The man, Douglas Jensen, had been released on July 13 after a months-long incarceration in a DC jail for allegedly participating in the Jan. 6 rally at the US Capitol.
One condition set by US District Judge Timothy Kelly upon Jensen’s pretrial release was he refrain from going online, “specifically to stream election fraud conspiracy theory content,” reports Buzzfeed News.
During an unannounced compliance check, officers found Jensen in his garage streaming unidentified content from Rumble, which prosecutors claimed was a popular conservative platform.

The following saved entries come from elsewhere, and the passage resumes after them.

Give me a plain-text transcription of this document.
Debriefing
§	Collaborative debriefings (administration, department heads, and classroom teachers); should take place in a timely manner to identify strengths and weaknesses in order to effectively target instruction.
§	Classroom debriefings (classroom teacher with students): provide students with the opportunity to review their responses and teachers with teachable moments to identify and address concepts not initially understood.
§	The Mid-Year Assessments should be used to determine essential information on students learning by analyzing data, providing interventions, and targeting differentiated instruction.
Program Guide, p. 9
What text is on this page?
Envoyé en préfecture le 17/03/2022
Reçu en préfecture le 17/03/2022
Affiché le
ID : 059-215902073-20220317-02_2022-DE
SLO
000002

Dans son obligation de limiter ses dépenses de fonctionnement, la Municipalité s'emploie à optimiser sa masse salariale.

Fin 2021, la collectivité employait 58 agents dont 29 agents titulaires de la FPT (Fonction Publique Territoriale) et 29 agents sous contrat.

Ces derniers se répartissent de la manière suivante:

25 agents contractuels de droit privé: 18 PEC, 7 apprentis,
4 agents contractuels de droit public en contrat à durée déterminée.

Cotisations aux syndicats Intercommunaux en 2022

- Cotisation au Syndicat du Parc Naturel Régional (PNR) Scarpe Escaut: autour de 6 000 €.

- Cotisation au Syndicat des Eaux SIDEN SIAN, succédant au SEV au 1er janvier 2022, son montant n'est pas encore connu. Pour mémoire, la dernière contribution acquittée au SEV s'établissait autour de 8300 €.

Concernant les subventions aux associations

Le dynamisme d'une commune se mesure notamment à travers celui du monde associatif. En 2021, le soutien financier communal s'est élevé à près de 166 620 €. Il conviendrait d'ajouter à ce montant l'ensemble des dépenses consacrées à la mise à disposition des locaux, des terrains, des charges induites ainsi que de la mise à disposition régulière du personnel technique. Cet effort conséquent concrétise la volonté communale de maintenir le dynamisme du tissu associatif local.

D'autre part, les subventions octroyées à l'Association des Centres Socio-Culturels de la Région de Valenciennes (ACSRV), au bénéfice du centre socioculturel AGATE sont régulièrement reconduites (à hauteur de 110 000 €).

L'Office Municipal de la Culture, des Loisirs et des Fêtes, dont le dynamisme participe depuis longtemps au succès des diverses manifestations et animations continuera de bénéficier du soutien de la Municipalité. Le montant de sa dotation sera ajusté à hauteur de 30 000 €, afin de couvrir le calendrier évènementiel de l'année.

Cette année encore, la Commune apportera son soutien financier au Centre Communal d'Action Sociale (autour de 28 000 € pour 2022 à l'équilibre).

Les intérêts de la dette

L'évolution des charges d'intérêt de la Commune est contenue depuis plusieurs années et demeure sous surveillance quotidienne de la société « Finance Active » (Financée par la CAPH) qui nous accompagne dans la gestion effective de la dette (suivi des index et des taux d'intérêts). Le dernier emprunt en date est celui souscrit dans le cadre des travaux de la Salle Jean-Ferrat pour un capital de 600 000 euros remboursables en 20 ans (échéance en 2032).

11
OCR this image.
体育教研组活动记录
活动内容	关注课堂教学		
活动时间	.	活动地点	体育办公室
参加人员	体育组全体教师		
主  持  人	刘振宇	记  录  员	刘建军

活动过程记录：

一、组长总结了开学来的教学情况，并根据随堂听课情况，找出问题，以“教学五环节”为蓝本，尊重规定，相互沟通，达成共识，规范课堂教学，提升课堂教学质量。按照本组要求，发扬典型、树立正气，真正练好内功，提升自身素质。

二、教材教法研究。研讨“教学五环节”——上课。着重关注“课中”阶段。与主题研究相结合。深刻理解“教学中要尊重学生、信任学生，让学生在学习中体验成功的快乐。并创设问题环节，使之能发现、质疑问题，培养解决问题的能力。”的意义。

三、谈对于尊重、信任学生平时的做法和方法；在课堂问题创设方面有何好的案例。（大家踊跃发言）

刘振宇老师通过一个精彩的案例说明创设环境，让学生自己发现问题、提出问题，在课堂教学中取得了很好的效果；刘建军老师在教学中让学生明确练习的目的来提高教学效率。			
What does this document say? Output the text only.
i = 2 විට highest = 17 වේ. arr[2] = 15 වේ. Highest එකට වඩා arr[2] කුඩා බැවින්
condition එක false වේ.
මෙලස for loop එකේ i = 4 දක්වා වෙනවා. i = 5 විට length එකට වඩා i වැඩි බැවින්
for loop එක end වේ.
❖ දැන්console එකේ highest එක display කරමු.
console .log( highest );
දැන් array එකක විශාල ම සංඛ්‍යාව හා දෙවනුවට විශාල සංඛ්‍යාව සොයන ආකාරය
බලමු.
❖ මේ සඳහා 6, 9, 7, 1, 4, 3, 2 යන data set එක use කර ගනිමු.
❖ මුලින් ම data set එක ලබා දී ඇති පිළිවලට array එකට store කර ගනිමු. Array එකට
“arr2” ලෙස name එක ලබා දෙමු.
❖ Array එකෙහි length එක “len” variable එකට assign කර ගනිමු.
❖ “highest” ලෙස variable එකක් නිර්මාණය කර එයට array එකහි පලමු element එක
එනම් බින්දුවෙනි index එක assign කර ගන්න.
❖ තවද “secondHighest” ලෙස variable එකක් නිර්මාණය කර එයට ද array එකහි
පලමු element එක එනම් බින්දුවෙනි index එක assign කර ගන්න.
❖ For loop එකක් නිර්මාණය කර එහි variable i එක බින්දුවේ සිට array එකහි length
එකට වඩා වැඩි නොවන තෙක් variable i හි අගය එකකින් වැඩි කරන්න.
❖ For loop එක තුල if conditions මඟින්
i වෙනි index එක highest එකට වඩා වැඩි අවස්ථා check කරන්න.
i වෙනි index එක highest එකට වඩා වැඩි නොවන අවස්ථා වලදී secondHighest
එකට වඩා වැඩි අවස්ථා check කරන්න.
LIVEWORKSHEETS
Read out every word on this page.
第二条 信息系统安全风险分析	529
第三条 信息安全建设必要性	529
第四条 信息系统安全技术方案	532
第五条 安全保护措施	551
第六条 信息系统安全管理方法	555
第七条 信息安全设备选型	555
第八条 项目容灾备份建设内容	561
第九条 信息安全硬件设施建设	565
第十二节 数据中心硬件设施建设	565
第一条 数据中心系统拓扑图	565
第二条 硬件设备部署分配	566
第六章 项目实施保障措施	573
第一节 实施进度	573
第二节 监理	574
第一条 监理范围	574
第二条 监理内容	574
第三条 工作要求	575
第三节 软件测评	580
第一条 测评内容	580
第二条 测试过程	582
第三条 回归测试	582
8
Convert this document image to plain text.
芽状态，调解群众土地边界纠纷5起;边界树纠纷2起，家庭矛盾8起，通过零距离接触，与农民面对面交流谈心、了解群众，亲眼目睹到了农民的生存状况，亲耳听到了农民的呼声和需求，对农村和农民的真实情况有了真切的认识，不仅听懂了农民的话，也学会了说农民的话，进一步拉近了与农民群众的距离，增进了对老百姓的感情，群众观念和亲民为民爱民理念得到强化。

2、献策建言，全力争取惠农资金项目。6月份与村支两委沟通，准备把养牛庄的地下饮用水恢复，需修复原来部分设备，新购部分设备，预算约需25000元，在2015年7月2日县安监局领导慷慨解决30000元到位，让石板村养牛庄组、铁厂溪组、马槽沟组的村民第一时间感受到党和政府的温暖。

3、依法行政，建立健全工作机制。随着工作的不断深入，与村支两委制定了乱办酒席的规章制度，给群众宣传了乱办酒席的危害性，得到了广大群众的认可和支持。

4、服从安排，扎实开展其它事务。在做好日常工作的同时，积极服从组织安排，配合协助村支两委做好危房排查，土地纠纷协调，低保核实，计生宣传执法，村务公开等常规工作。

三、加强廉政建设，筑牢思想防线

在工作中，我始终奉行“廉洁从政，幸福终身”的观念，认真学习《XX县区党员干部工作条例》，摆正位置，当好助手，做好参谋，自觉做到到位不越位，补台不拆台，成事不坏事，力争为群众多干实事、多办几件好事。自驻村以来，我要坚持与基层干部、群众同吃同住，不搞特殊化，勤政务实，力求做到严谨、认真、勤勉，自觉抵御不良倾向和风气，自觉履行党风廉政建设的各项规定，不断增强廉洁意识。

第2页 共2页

“Jensen admitted to the court officer that he’d also spent two days watching a ‘cyber symposium’ hosted by MyPillow CEO Mike Lindell, one of the most prominent proponents of election fraud conspiracy theories,” writes Buzzfeed.
After Jensen’s lawyer Christopher Davis argued his client posed no threat to public safety and that he should not go to jail despite violating the terms of his release, an unconvinced Judge Kelly moved to send him back to prison.
“He’s simply unable to follow the conditions I’ve set out,” the judge said.
The case is exemplary of how a person’s freedom and protections under the First Amendment can be instantly stripped away at a district judge’s whim.